Global warming and the media at the Society of Environmental Journalists conference


Podcast interviews on climate change with Andrew Revkin of the New York Times, environmental author Bill McKibben, and CSW Director Rick Piltz from the annual meeting of the Society of Environmental Journalists, held in Burlington, Vermont, last week. Also: Senator Inhofe’s PR hatchet man Marc Morano, communications director of the Senate Environment and Public Works Committee, faces off with Bill Blakemore of ABC News, Revkin, and journalism Prof. Dan Fagin of New York University. 

Podcasts from the Society of Environmental Journalists conference, courtesy of DeSmogBlog.

Kevin Grandia interviews Andrew Revkin, New York Times environment reporter (6 minutes)

Bill Blakemore of ABC News talks with environmental author Bill McKibben (6 minutes)

Richard Littlemore interviews Rick Piltz after the session “Global Warming: Reporting on What’s Going to Be Changing in Your Backyard” (7 minutes)

Marc Morano faces off with Bill Blakemore, Andrew Revkin, and Dan Fagin (one hour, 11 minutes)
Plenary session panel on: “And Now a Word from Our Critics…”
Bill Blakemore, senior correspondent with ABC News;
Dan Fagin, associate professor of journalism and associate director of the Science, Health and Environmental Reporting Program (SHERP) at New York University;
Senator Inhofe’s representative Marc Morano, director of communications for the Senate Environment and Public Works Committee; and
Andrew Revkin, environment reporter for The New York Times.
Audio on DeSmogBlog
Audio on SEJ Web site
Google Video (cuts off after 55 minutes)

We commend the DeSmogBlog Web site to Climate Science Watch readers, and thanks for the favorable review of our site:

“DeSmogBlog exists to clear the PR pollution that is clouding the science on climate change.

“An overwhelming majority of the worlds climate scientists agree that the globe is warming – the world’s climate is changing – and that the indiscriminate burning of fossil fuels is to blame. We know that the risks are incalculable and, increasingly, we understand that the solutions are affordable.

“Unfortunately, a well-funded and highly organized public relations campaign is poisoning the climate change debate.

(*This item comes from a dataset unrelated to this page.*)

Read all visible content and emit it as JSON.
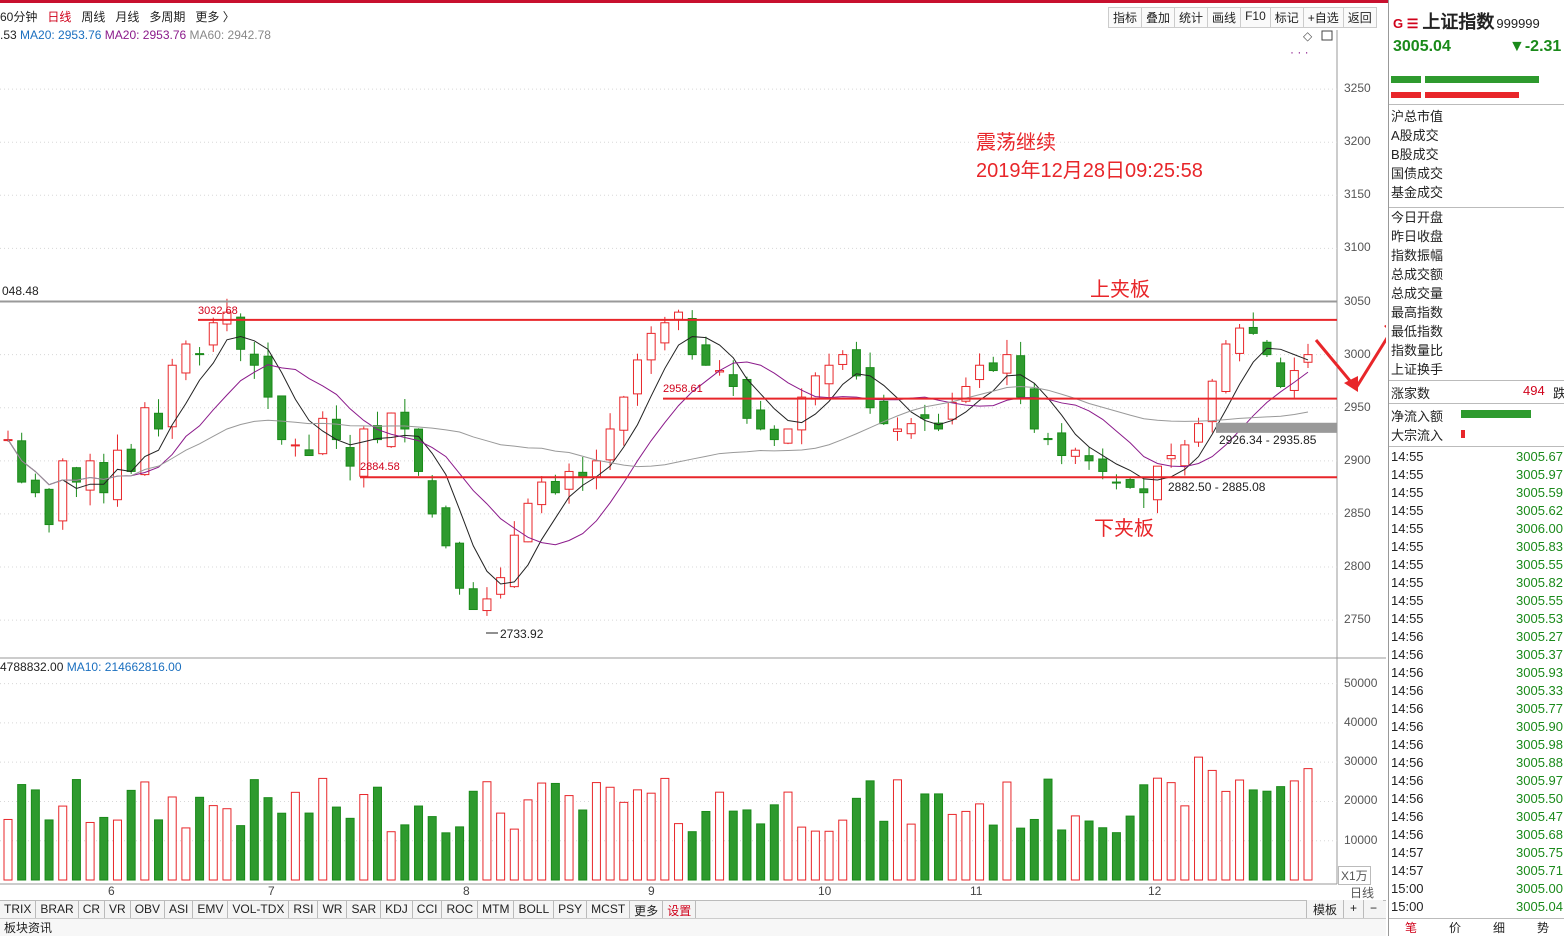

Using tricks and stunts that unsavory PR firms invented for the tobacco lobby, energy-industry contrarians are trying to confuse the public, to forestall individual and political actions that might cut into exorbitant coal, oil and gas industry profits. DeSmogBlog is here to cry foul – to shine the light on techniques and tactics that reflect badly on the PR industry and are, ultimately, bad for the planet.”

And thanks to the Society of Environmental Journalists for holding an excellent conference and running an excellent Web site.

“The Society of Environmental Journalists is the only U.S.- based membership organization of working journalists dedicated to improvements in environmental reporting.  SEJ programs are designed to build a stronger, better-educated, and more closely connected network of professional journalists and editors who cover the environment and environment-related issues. SEJ’s primary goal is to advance public understanding of critically important environmental issues through more and better environmental journalism.”